Julie has come to be known as Momma King, nurturing customers as friends. To her and to the team the restaurant is not just a business, it is a home and a safe zone; welcoming everyone to eat, to learn, to talk and to make our city better together. As Momma King says, “Hi my friends! Welcome to our ‘changarro!'”

Has it been a smooth road?
The toughest hurdle to jump has been people’s preconception of what Mexican food is, and extending it further what REAL Mexican food is. We’ve had to teach people what our food is really like, as Mexicans cooking Mexican food and not Tex-Mex, fusion, or Central American-Mexican food, which is actually what people are used to eating- they just don’t know it. There have, of course, been economic hurdles. It’s never “that easy” to stay in business for 18 years without hardships. We’ve also dealt with discrimination and inequality as immigrants and women in business, you’d be surprised what people think they are allowed to tell you just because you’re a business open to the public.

All of these issues sometimes hurt us badly, but the good overcome. We’ve always said we have the best customers in Boston, and it’s true. They’ve followed us from the suburbs to Beach Hill. They’ve shared their lives with us, from starting relationships to marriages to children being born and even, sadly, passings. We’ve received immeasurable support when “haters” have tried to damage our reputation or morale. They’ve kept us going. Our customers are our friends. And new customers, after they jump their own hurdle of accepting our food as we eat it in Mexico, become part of the gang!

So let’s switch gears a bit and go into the Villa Mexico Cafe story. Tell us more about the business.
We serve authentic Mexican food and serve the Best Burrito in Boston.
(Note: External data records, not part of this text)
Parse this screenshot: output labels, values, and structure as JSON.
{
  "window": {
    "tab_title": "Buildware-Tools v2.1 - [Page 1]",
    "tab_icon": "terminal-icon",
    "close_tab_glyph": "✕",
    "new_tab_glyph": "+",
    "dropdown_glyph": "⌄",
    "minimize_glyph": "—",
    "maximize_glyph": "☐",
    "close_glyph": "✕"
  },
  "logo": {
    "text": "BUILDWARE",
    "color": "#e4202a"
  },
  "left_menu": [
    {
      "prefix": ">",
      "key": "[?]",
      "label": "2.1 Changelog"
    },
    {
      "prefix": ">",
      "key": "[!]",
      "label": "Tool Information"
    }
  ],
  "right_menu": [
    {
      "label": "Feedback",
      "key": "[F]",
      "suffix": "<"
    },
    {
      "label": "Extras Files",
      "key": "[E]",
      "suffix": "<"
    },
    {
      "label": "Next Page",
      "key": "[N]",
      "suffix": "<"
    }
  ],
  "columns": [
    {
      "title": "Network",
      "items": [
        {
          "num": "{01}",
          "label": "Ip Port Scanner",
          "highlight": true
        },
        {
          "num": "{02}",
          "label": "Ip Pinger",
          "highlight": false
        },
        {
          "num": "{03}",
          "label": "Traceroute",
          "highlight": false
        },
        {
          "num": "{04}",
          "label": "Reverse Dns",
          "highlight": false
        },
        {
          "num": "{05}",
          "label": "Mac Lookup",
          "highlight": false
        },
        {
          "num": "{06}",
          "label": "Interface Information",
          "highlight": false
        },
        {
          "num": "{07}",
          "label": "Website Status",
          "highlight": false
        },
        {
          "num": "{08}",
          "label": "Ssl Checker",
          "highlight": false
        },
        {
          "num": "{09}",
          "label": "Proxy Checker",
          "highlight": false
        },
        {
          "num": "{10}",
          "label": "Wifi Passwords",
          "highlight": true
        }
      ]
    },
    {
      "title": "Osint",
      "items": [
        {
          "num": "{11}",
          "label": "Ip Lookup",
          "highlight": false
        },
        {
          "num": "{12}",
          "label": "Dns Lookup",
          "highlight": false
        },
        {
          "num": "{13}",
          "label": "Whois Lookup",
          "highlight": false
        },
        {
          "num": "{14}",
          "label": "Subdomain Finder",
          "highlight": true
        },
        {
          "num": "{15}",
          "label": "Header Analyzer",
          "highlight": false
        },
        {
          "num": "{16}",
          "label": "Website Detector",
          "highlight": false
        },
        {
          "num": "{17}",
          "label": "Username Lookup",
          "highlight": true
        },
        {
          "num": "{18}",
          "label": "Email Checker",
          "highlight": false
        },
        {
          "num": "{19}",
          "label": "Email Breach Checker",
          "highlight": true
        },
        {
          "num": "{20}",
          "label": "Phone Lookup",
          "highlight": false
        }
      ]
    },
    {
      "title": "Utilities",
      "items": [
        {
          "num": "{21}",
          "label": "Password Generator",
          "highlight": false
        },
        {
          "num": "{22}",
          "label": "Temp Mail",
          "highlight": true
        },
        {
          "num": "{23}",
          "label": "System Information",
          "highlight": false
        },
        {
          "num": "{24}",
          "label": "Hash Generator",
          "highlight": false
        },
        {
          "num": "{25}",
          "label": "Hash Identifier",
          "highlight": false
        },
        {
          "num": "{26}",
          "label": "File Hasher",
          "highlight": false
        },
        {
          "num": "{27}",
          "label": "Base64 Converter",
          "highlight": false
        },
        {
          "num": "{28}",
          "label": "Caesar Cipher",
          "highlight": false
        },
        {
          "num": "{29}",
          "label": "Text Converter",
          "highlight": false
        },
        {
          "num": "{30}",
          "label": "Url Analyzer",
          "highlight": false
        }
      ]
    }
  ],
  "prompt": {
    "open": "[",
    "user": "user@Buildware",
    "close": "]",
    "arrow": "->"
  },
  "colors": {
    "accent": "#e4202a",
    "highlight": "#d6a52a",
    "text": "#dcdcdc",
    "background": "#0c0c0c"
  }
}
We are most proud of our involvement with various communities across the city, which we’ve built to educate, help, and grow as a family-owned and women-owned small business not relying on alcohol sales to survive. All we’ve achieved has been solely because of the food, and it will continue to be.

How do you think the industry will change over the next decade?
Our food and hospitality industry is a big shift right now. Everything is going digital, from ordering to marketing, and it’s become VERY hard to reach customers and connect with them in a meaningful manner as it was 15 years ago. We’re lucky that we have such a long history and already established strong relationships with customers because this is shared through word-of-mouth. People hear, “oh they’re so nice there, they know my name, they know my order,” and they think, “oh I want that,” because not all places operate like that anymore.

Nowadays you’re in and out of a restaurant and looking at your phone when you’re not eating or ordering if you’re not there with someone. And even then, we’ve seen people barely talk to each other when eating at the same table because they’re checking their phones. Building those relationships with customers is extremely important for small businesses, and food businesses specifically. Operating costs keep going up, food fads keep appearing, and more frequently now, too, the weather is affecting our sales. Food businesses need to figure out ways, according to their individual values and goals, to build those bridges and retain loyal clienteles.